Adressiert an die anwesenden Politiker forderte er praktikable Förder- und Sicherungsinstrumente für die Landwirtschaft mit naturgemäß stark schwankendem Einkommen. Bei einerseits offenen Märkten seien gleichzeitige Produktionsmengenbegrenzungen nicht zielführend. Bei der Preisproblematik mahnte er verstärktes Vorgehen gegen möglichen Missbrauch durch die vier großen deutschen Lebensmittelketten an, die zusammen immerhin 85 Prozent Nachfragemacht innehätten.

 Zusammenfassend zur neuen Geschäftsstelle stellte Präsident Heidl heraus, dass sowohl der Zeitplan, als auch der Kostenrahmen von 2,7 Millionen Euro eingehalten wurde und für den Bau einheimisches Holz zum Einsatz gekommen sei. Auf den 1.400 Quadratmetern Nutzfläche werden rund 30 Mitarbeiterinnen und Mitarbeiter arbeiten. 

Die Ostallgäuer Landrätin Rita Maria Zinnecker, sowie die Landtagsabgeordnete Angelika Schorer betonten nochmals die gute Zusammenarbeit und zukünftige Gesprächsbereitschaft. 

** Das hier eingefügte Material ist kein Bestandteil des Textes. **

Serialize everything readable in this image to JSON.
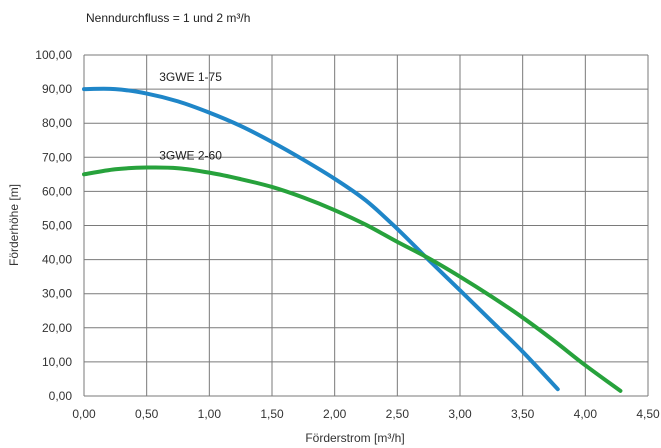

Als einen zentralen und verlässlichen Ansprechpartner bezeichnete Staatssekretär Franz Josef Pschierer in seinem Grußwort den Bayerischen Bauernverband und stellte sich vor, dass das „Grüne Zentrum“ auch zur Begegnungsstätte von Landwirtschaft und Bevölkerung werden könne. 

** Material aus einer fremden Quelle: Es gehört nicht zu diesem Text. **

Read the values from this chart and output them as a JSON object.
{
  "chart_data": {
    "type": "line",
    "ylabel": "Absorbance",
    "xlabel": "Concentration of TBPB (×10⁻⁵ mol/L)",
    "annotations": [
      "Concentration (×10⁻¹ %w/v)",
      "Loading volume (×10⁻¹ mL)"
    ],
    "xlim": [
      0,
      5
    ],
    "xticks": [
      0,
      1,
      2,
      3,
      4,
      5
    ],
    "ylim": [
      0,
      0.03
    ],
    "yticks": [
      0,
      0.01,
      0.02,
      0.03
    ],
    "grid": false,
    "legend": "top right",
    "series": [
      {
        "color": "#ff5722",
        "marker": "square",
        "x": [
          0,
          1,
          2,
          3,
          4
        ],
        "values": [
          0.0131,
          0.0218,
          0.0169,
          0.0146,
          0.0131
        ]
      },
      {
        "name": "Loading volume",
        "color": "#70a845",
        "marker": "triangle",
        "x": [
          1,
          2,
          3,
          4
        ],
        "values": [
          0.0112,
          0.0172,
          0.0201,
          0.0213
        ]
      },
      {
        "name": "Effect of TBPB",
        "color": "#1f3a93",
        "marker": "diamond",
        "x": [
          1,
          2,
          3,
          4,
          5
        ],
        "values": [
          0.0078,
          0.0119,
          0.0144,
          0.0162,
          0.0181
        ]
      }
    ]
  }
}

In einem symbolischen Akt übergab der Geschäftsführer der Beratungsdienstes des BBV, Dr. Rainer Manthey einen überdimensionalen Hausschlüssel an den Geschäftsführer Thomas Kölbl und den Steuerberater Anton Thannheimer. Abschließend war das Gebäude zur Besichtigung freigegeben. 

Dieses Passivhaus mit optimaler Wärmedämmung wurde von der Baufirma Hubert Schmidt in Holzständerbauweise mit Außenjalousien gebaut und innen mit Vollholz ausgebaut. Mit Geothermie kann über die Fußbodenheizung im Winter geheizt und im Sommer gekühlt werden. Als spezielle Ausstattung kann im Sitzungssaal noch zusätzlich die Decke gekühlt werden, um den Raum „kühl“ zu halten, sollten sich durch viele Teilnehmer die Luft und die Gemüter erhitzen.